According to the Trucking Association of New York, 89% of New York communities depend exclusively on trucks to move their goods. The trucking industry in the state provides more than 275,000 jobs and pays wages in excess of $13 billion annually. However, there was an estimated 50,000-driver shortage nationwide in 2017, according to the American Trucking Association. That shortage is expected to rise to 174,000 drivers by 2026, if the current trends continue.
“Today’s truck driver shortage is worse than in any other period in the 109 years Ginsberg’s Foods has been in business,” said Ginsberg’s Foods CEO, Suzanne Rajczi. “The truck driver shortage hurts the U.S. economy, slows innovation, creates additional expense, and delays the delivery of critical resources to hospitals, schools, restaurants, and other businesses.
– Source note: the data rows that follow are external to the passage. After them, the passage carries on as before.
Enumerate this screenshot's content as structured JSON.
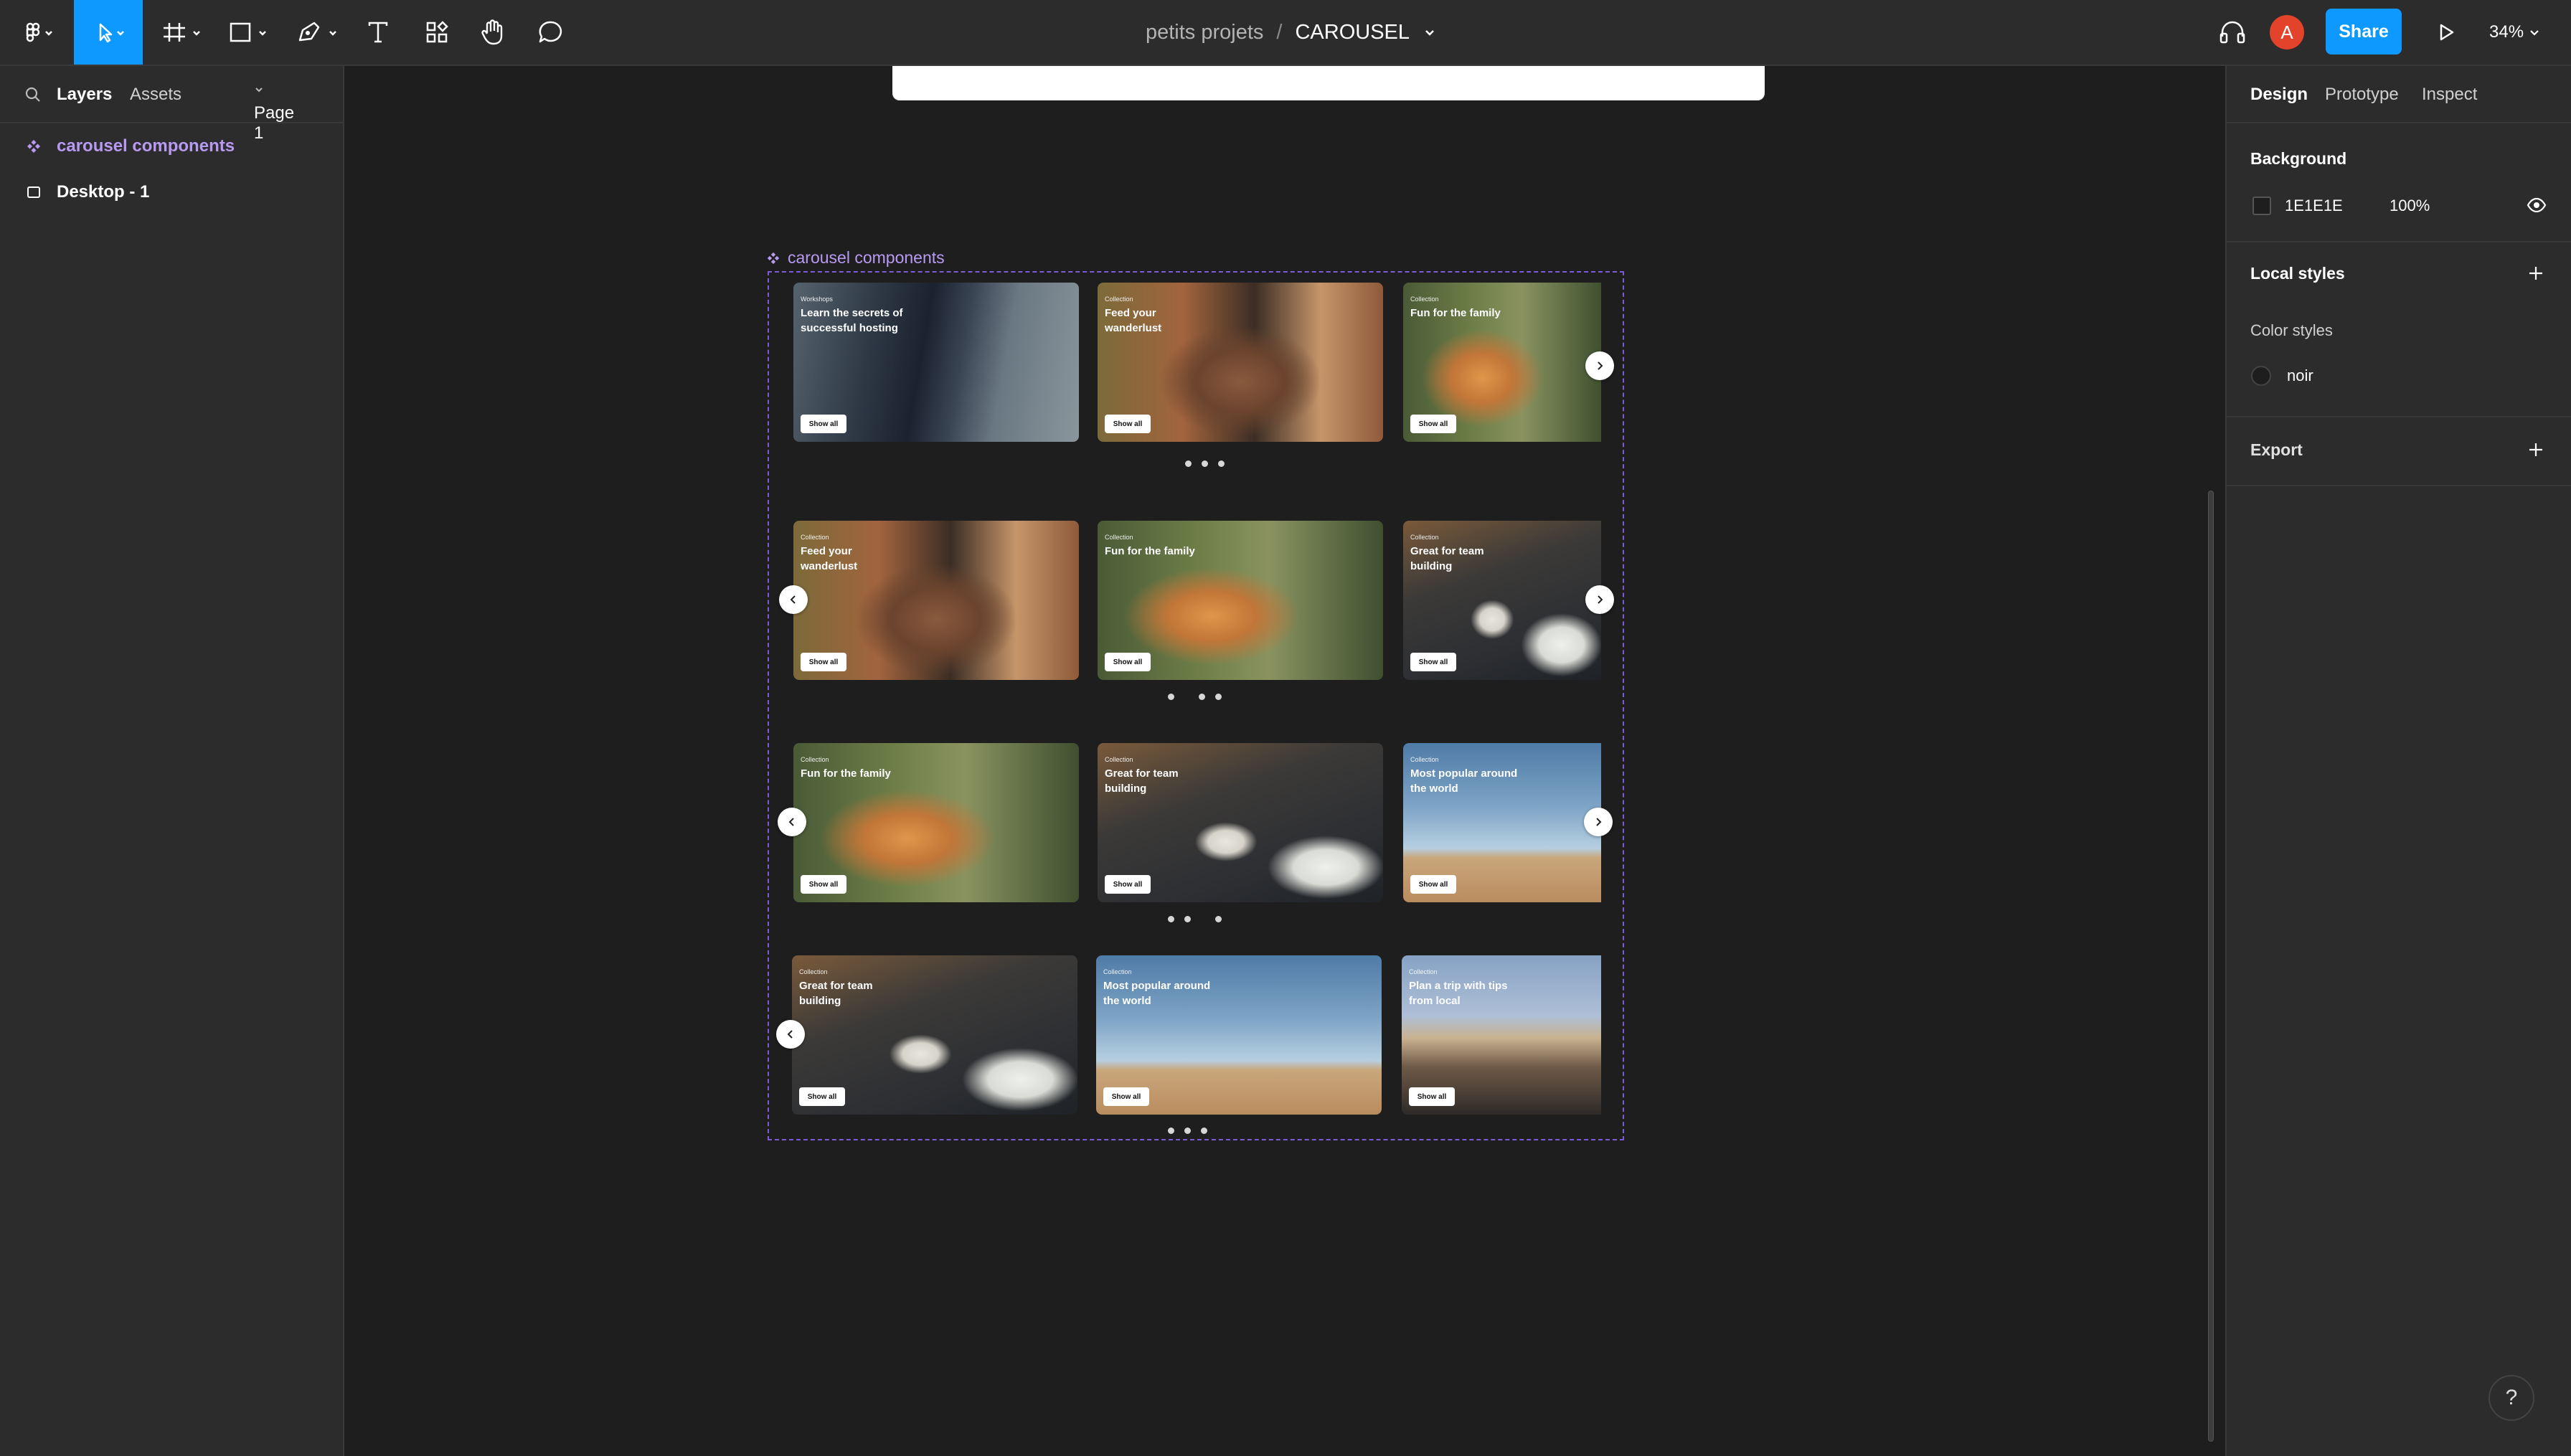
{
  "header": {
    "project": "petits projets",
    "separator": "/",
    "file": "CAROUSEL",
    "avatar_initial": "A",
    "share_label": "Share",
    "zoom": "34%"
  },
  "left_panel": {
    "tabs": [
      "Layers",
      "Assets"
    ],
    "page_selector": "Page 1",
    "layers": [
      {
        "label": "carousel components",
        "type": "component"
      },
      {
        "label": "Desktop - 1",
        "type": "frame"
      }
    ]
  },
  "right_panel": {
    "tabs": [
      "Design",
      "Prototype",
      "Inspect"
    ],
    "background_title": "Background",
    "background_hex": "1E1E1E",
    "background_opacity": "100%",
    "local_styles_title": "Local styles",
    "color_styles_title": "Color styles",
    "color_style_name": "noir",
    "export_title": "Export"
  },
  "canvas": {
    "component_label": "carousel components",
    "rows": [
      {
        "cards": [
          {
            "tag": "Workshops",
            "title": "Learn the secrets of successful hosting",
            "button": "Show all",
            "image": "suit"
          },
          {
            "tag": "Collection",
            "title": "Feed your wanderlust",
            "button": "Show all",
            "image": "man"
          },
          {
            "tag": "Collection",
            "title": "Fun for the family",
            "button": "Show all",
            "image": "kid"
          }
        ]
      },
      {
        "cards": [
          {
            "tag": "Collection",
            "title": "Feed your wanderlust",
            "button": "Show all",
            "image": "man"
          },
          {
            "tag": "Collection",
            "title": "Fun for the family",
            "button": "Show all",
            "image": "kid"
          },
          {
            "tag": "Collection",
            "title": "Great for team building",
            "button": "Show all",
            "image": "team"
          }
        ]
      },
      {
        "cards": [
          {
            "tag": "Collection",
            "title": "Fun for the family",
            "button": "Show all",
            "image": "kid"
          },
          {
            "tag": "Collection",
            "title": "Great for team building",
            "button": "Show all",
            "image": "team"
          },
          {
            "tag": "Collection",
            "title": "Most popular around the world",
            "button": "Show all",
            "image": "desert"
          }
        ]
      },
      {
        "cards": [
          {
            "tag": "Collection",
            "title": "Great for team building",
            "button": "Show all",
            "image": "team"
          },
          {
            "tag": "Collection",
            "title": "Most popular around the world",
            "button": "Show all",
            "image": "desert"
          },
          {
            "tag": "Collection",
            "title": "Plan a trip with tips from local",
            "button": "Show all",
            "image": "city"
          }
        ]
      }
    ]
  },
  "help_label": "?",
  "colors": {
    "accent": "#0d99ff",
    "component": "#b99af2",
    "panel": "#2c2c2c",
    "canvas": "#1e1e1e",
    "avatar": "#e2432a"
  },
  "icons": [
    "figma-menu-icon",
    "move-tool-icon",
    "frame-tool-icon",
    "shape-tool-icon",
    "pen-tool-icon",
    "text-tool-icon",
    "resources-icon",
    "hand-tool-icon",
    "comment-icon",
    "headphones-icon",
    "play-icon",
    "search-icon",
    "component-icon",
    "frame-icon",
    "eye-icon",
    "plus-icon",
    "chevron-left-icon",
    "chevron-right-icon",
    "help-icon"
  ]
}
The DRIVE-Safe Act is critical legislation that could have a profoundly positive impact on the economy and address a major threat to our country’s progress.”
“Demand for freight transportation is rising and the age of the truck driver workforce is growing older,” said Faso. “Most states across the country, including New York, already allow those under the age of 21, and at least the age of 18, to operate a commercial freight truck. This simple regulatory change would not only help alleviate the shortage, but it would also open up opportunities for young adults to enter the workforce and access good-paying jobs.”
Prior to having the regulation lapse for an individual, the prospective driver must complete sequential probationary periods where the individual must complete at least 400 hours of on-duty time with at least 240 hours driving with a qualified drive professional mentor. The additional training is more robust than current requirements. The driver must also be 18 years old.